Twelve minutes later, and totally out of breath, Coco darted into the dance studio, which was almost as big as her private studio. There were gold-framed pictures of the Bam-Bams, a surround-sound system, and shiny wood floors. The room smelled like sweat and pine wood cleaner with a hint of lavender room spray. Haylie was leading the group in stretching at the bars, which lined the mirrored walls.
“What are you doing here?” Haylie asked, standing on her right leg, her left leg balanced over the bar. She wore a purple leotard and purple American Apparel shorts and way too much makeup for a practice (lip shimmer, eyeliner, mascara, and blush). The other girls, who were stretching on the bar behind Haylie, turned and faced Coco, like an army of one-legged robots. They looked like a Capezioed centipede.
“I’m the water boy.” Coco forced a smile, her cheeks burning. Coco was never good at faking her feelings: She was as see-through as chiffon.
The other Bam-Bams looked surprised. Near the front of the ballet bar, Lucia leaned in to face Maribel and they giggled. Coco stiffened, wondering why so many smart girls (who, up until Wednesday, had been her friends) had turned against her so easily. What made even less sense was how they could so blindly fol
low Haylie “Seven-Second Delay” Fowler, who was the only person who didn’t seem surprised by Coco’s odd grand entrance. Ruby had obviously filled Haylie in on the plan already.
“Glad to have you here,” Haylie said, as though she and Coco were total strangers meeting for the first time. “Water’s over there.” She pointed toward a giant cardboard box of Fiji waters in the far corner of the studio. “The bottles should really be in a pyramid formation.” She went back to stretching.
Coco stepped out of her muddy, eggplant-stained flats and dragged her feet over to the corner of the studio to begin her first task. She settled down on the glossy blond wood floor and started stacking Fiji bottles one by one. The girls moved away from the bar, toward the middle of the studio.
It was quiet in the studio. Peaceful, even. At least no one could make fun of her here. And at least she’d get her place back eventually. Maybe this wasn’t so bad?
“Umbrella” started playing over the sound system, and Coco’s heart thumped sadly as she watched the girls take their first position and hit their steps—her steps. Maribel bumped into Taylor and they all had a giggle break while the song played. They looked like they were having so much fun.
Coco forced her gaze away from her ex-teammates and back to her water bottle pyramid-in-progress. It was bad enough to be made fun of by the entire school, and it was even worse to have to be the water boy, but to have to miss dancing her own routine . . . That hurt most of all.
CHAPTER THIRTEEN
becks
Thursday September 10
2:55 PM School’s out
4:15 PM Meet Ellie for TBL (Torture Becks Lesson) #1
WHY WHY WHY WHY
Becks entered the Grove by Morels French steak-house just as a giant wood-paneled trolley packed with tourists passed.
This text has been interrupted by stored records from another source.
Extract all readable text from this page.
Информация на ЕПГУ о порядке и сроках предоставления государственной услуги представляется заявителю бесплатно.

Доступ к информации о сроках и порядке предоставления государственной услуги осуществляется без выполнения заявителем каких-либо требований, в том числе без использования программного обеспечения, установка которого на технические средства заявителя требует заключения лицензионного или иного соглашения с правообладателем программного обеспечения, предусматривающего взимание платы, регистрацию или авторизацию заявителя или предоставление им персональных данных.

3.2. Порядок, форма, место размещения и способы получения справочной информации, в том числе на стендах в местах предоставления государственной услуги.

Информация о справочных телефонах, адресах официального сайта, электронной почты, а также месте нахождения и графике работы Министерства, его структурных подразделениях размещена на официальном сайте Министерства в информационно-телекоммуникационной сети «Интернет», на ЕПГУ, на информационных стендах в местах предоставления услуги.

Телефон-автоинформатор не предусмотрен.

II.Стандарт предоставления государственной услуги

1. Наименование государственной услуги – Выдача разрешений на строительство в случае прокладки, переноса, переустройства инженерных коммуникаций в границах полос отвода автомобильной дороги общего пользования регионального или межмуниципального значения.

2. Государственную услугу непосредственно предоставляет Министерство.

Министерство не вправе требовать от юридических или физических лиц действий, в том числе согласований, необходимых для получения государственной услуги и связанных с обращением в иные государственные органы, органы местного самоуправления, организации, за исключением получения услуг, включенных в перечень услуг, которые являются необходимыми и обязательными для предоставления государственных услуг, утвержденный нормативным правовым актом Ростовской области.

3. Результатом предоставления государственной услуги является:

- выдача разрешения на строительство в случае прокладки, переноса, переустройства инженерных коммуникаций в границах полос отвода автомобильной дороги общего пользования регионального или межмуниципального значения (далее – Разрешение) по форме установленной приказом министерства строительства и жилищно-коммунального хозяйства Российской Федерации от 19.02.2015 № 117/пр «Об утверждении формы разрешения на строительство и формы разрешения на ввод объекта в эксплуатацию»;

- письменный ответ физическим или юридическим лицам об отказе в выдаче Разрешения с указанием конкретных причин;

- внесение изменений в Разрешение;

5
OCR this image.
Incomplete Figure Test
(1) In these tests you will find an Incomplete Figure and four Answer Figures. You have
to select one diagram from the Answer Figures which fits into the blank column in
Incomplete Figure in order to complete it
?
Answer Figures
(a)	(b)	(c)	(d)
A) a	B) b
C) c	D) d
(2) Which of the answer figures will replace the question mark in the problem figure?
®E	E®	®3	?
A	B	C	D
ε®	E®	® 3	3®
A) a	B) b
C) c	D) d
The Grove was like the Disneyland of outdoor malls, which was why it had a trolley and a footbridge and fountains and its own souvenir memorabilia. Becks felt so totally confused and frustrated that she had to stop and sit on a bench because she was staring so intently at her phone. It was official: Becks hated text messages. They were never good news. The last one from Ellie had made no sense:C U AT THE GROVE @ 415.